Jacoby is not shy and wonders why the anti-war side is unwilling to utter the V-word:
For a long time the foes of both the Iraq war and the president who launched it insisted that none of this was possible - that the war was lost, that there was no military solution to the sectarian slaughter, that the surge would only make the violence worse. Victory was not an option, the critics declared; the only option was to partition Iraq and get out. Time and again it was said that the war would forever be remembered as Bush's folly, if not indeed as the worst foreign policy mistake in US history.
Even now, with a stubbornness born of partisan hostility or political ideology, there are those who cannot bring themselves to utter the words "victory" and "Iraq" in the same sentence. But six years after the war began, it is ending in victory. As in every war, the price of that victory was higher than we would have wished. The price of defeat would have been far higher.
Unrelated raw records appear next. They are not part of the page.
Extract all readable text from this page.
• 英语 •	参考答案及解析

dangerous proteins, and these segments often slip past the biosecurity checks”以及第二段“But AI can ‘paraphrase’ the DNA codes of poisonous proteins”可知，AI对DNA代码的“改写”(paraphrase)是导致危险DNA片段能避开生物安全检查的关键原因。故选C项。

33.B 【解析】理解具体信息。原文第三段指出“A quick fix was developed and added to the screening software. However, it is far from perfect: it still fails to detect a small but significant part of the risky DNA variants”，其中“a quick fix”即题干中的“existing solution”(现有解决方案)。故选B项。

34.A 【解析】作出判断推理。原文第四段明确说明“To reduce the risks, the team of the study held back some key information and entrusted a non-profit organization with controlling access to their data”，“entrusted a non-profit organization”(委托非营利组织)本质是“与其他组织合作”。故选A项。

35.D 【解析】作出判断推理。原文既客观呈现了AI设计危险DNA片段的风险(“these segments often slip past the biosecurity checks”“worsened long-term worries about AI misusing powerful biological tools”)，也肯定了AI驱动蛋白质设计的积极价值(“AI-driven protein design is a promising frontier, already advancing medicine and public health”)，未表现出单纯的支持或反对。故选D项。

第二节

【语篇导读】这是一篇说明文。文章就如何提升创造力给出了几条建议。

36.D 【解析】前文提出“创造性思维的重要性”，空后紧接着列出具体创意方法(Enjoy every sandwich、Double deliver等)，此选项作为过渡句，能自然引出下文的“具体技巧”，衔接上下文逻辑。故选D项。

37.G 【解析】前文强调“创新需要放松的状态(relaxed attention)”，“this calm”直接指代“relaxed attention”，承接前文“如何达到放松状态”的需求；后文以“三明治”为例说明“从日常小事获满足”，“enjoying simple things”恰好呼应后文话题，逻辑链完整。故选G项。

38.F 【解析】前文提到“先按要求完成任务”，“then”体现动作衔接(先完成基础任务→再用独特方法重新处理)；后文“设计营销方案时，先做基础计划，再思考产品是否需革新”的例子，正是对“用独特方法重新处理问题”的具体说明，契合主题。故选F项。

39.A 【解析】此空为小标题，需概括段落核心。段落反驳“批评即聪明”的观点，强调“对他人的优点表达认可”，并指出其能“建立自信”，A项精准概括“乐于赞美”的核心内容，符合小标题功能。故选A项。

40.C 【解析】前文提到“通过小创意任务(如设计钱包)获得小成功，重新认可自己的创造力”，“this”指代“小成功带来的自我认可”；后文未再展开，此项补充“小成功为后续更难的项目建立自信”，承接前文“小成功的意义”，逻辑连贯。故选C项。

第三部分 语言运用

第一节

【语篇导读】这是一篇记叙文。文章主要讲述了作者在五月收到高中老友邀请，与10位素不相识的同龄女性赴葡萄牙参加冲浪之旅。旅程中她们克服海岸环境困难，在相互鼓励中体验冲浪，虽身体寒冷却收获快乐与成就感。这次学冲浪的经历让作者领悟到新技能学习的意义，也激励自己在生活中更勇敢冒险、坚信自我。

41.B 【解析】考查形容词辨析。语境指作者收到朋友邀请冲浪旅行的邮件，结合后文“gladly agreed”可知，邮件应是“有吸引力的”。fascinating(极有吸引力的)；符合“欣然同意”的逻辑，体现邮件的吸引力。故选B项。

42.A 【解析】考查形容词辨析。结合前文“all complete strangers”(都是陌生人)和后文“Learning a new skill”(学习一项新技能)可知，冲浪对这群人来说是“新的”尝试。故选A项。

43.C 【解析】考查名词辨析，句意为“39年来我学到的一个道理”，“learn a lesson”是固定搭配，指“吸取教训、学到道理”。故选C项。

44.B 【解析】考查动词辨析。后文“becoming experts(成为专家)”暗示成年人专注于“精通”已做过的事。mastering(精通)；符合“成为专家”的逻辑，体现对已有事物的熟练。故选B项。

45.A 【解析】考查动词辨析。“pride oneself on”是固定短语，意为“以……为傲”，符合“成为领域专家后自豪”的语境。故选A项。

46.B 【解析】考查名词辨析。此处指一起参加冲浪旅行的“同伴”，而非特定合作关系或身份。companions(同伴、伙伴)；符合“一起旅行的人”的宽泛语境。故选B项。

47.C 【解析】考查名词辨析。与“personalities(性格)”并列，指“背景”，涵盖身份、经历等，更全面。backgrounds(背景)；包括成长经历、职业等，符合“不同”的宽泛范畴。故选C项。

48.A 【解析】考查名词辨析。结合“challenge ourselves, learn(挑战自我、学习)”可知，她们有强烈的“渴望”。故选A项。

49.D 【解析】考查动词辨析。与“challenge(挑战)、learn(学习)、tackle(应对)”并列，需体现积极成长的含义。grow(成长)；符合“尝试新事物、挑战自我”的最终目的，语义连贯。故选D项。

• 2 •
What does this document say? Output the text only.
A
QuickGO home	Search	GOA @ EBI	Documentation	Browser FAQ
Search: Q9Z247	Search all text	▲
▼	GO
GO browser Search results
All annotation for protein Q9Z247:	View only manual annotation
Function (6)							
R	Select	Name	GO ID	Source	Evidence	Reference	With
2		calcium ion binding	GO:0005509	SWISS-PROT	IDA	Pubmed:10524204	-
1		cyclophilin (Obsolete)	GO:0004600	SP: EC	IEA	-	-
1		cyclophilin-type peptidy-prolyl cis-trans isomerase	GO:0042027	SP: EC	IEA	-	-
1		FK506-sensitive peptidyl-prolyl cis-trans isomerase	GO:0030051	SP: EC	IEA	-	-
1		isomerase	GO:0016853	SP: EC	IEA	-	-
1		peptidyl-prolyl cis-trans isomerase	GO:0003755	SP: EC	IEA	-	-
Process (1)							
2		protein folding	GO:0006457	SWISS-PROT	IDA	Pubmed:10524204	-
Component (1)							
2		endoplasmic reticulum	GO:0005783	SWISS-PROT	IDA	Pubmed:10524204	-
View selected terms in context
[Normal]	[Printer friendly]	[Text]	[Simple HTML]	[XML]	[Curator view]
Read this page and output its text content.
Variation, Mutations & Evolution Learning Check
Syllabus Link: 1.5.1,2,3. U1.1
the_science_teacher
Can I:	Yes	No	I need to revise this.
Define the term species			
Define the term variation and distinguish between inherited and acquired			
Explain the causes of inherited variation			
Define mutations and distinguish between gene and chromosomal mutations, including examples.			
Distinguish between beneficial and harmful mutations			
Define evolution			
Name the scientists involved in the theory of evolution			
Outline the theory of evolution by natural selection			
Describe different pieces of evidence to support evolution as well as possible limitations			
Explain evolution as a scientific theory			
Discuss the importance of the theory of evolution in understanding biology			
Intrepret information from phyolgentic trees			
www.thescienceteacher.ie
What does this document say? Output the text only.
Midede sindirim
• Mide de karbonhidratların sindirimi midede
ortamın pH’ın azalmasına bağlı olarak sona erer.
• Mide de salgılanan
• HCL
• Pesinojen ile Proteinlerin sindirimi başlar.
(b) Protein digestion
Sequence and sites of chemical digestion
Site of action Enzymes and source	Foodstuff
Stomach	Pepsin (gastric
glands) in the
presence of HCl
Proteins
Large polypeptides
Of course, my caution is based on not wanting to be premature given our path to achieving this victory. The anti-war side, as the comments sadly reveal, are simply aghast at the thought of military victory by America. That they cannot accept that we are at least winning is damning. Their advice on war has been worthless so their failure to recognize victory is understandable. Victory is messy and imperfect. We won World War II despite the advance of the Soviet Union into central Europe. Or would you argue we didn't win World War II until 1989?
We've won (or are winning) the war in Iraq, despite problems that we still must cope with.
Debate the reasons for war if you must. Or the cost of what we've achieved. But to get so heated over the concept of our victory just makes those people appear (dare I say it?) to be hostile to the very idea of our victory. That couldn't be true, could it?